WASHINGTON (DTN) -- Oil futures on New York Mercantile Exchange and Brent crude on Intercontinental Exchange finished lower in afternoon trade Wednesday. West Texas Intermediate moved back above $20 per barrel (bbl) after the White House called for an emergency meeting Friday, April 3, with the heads of top U.S. oil companies scheduled to discuss policy measures aiding domestic producers.

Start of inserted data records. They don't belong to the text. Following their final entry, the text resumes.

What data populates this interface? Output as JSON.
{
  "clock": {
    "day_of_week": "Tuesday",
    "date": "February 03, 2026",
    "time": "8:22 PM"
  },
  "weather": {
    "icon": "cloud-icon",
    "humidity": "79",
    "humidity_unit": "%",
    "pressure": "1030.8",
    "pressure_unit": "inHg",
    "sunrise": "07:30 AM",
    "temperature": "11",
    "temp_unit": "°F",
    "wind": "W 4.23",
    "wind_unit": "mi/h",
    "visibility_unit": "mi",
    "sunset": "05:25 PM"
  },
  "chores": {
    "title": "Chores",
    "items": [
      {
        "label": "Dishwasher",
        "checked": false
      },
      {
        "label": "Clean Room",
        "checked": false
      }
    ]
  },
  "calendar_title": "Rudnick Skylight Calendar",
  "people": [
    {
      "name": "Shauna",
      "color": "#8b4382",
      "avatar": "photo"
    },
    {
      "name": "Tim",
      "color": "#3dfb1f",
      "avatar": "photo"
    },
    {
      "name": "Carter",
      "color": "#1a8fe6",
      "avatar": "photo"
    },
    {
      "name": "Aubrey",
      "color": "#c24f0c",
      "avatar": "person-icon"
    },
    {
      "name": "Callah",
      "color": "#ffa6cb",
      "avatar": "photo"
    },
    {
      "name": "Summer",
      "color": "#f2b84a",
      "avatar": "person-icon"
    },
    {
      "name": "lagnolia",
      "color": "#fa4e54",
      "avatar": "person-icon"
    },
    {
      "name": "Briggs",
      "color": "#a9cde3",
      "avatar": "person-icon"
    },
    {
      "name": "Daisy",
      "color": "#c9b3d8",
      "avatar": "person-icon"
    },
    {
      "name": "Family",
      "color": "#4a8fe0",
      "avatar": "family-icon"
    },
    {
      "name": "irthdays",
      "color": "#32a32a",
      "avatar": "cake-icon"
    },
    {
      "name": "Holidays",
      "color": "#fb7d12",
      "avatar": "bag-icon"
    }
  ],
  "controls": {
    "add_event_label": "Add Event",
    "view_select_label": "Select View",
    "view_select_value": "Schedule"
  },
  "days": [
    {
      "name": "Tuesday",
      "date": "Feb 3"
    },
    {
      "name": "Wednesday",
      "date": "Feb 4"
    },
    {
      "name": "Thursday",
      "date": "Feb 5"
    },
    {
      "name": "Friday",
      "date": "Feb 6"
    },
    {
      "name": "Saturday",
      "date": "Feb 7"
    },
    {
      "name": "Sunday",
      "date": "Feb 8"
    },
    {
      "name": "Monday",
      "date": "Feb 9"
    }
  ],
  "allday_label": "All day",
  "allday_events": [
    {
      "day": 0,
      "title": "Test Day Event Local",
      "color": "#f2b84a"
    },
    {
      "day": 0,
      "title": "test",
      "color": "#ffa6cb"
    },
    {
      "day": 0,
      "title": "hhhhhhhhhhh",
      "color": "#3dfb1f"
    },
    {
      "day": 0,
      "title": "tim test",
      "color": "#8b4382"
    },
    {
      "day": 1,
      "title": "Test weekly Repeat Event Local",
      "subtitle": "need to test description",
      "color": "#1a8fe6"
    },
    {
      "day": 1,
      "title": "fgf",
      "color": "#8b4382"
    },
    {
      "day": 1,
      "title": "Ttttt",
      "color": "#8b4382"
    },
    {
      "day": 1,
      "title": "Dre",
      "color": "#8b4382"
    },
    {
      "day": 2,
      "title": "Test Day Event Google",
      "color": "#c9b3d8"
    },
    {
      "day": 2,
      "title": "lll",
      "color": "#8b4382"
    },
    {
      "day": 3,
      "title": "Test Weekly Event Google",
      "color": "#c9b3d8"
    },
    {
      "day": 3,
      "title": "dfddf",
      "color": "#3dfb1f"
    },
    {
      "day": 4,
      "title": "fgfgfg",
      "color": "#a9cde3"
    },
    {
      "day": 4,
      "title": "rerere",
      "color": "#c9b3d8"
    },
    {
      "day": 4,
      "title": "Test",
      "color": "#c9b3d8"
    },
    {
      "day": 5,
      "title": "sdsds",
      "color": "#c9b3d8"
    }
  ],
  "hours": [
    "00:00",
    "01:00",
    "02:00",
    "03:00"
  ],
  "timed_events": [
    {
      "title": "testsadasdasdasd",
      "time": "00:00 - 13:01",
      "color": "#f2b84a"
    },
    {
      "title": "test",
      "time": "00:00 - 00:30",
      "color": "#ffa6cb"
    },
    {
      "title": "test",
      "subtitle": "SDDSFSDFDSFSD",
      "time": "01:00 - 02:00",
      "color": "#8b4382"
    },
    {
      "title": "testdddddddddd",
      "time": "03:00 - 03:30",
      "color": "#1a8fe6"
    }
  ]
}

Reports indicate measures could include tariffs on Saudi oil imports into the United States as Saudi Arabia threatens to overwhelm the global oil market with cheap supply, and easing the Jones Act, which would allow more ships to move crude and products between U.S. ports.
The meeting is to take place at the White House later this week and will include Exxon Mobil Corp. CEO Darren Woods, Chevron Corp. CEO Mike Wirth, Occidental Petroleum Corp. CEO Vicki Hollub and Harold Hamm, executive chairman of Continental Resources Inc. Reports indicate the oil industry is divided over a federal policy response despite the plunge in oil prices.
On the session, May WTI futures edged lower $0.17 to finish at $20.18 per bbl and fresh front-month ICE Brent June contract slumped $1.16 to $24.74 bbl. Both benchmarks fell over 65% during the first quarter. NYMEX RBOB May contract expanded its losses, falling 4.62 cents to finish at $0.5565 gallon and front-month ULSD May futures dropped 6.92 cents to a $0.9323 gallon settlement.
WTI futures briefly dipped below $20 bbl to $19.90 bbl after weekly inventory data from the Energy Information Administration reported crude and gasoline supplies in the United States climbed by a combined 21.3 million bbl last week as demand gets pummeled with coronavirus travel restrictions. Gasoline consumption plunged 2.178 million barrels per day (bpd) or 25% during the week ended March 27, the largest single-week decline on record. Commercial crude inventories rose by a much larger-than-expected 13.8 million bbl, as domestic refiners sharply reduced crude throughputs last week.
In contrast, distillates inventories, which includes diesel fuel used in the trucking industry fell by 2.2 million bbl as deliveries of food and other household products remained robust. Distillates inventories are now 13% below the five-year average.
Economic data released Wednesday offered an initial look at the damage caused by the COVID-19 pandemic, suggesting a bleak outlook for global manufacturers over the next couple of months. Data showed contraction in manufacturing in all major economies except China, where the virus emerged, affecting the Asian economy earlier in the first quarter.